The company also sees opportunities to help oil and gas companies with exploration, but its marketing casts the company as focused on the critical minerals supply chain and finding the metals necessary for the energy transition.
BHP Plc., Teck Resources and smaller junior exploration outfits have experimented with the technology or agreed to do so.
Ideon received $3.7 million under the digital supercluster investment, while its client, junior explorer Fireweed Zinc Ltd., which is exploring a zinc-lead-silver deposit in the Yukon, received $1.2 million.
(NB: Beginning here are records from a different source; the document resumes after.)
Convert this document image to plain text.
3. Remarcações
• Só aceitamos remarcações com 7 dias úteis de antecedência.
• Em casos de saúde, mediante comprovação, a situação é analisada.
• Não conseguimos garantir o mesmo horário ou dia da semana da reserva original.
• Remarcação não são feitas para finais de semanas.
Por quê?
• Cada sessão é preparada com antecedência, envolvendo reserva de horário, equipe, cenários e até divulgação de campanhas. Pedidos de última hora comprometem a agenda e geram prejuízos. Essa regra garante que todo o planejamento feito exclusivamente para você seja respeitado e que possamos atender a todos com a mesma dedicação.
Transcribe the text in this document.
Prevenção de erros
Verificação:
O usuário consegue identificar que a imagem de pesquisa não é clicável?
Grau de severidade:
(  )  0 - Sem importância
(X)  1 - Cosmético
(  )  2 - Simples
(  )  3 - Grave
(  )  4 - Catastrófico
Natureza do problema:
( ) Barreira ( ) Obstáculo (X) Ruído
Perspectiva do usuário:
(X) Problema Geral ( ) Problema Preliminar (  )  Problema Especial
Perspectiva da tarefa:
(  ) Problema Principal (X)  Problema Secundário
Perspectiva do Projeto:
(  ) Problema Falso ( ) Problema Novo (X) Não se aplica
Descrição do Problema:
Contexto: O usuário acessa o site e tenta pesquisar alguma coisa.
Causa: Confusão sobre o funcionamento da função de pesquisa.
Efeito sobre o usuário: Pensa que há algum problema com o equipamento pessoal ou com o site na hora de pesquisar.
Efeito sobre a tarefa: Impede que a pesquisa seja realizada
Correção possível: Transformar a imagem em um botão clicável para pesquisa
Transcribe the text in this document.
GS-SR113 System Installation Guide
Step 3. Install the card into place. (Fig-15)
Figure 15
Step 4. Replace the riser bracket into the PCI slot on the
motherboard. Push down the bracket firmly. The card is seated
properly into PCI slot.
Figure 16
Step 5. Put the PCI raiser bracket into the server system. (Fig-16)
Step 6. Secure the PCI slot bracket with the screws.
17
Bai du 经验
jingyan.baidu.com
Dias Geophysical, a Saskatoon-based company that conducts magnetic gradient surveys, received the remaining nearly $600,000 to help advance the technology further.
Industry also co-invested nearly $7 million and Mitacs, a national research organization that operates research and training programs in industrial and social innovation, is investing $345,000 to support a team of post-doctoral researchers at Simon Fraser University.
“This project is almost like Star Trek, being able to do scans of the earth with muons,” said John Weigelt, national technology officer for Microsoft Canada, which is supplying cloud computing credits to the project.
The company charges a monthly fee for its services, which can range from $50,000 to $100,000, depending on the size of the campaign, which can take weeks or months depending on the size of the deposit and the geology.
Over the past 18 months, the company has raised about $3.1 million and its investors include the UBC Seed Fund, Mineral & Financial out of London, the Sprout Fund in Edmonton, WUTIF Capital in Vancouver, Highstreet Ventures, and Don Bell, co-founder of WestJet, according to Agnew. The company will look to raise more money in 2022.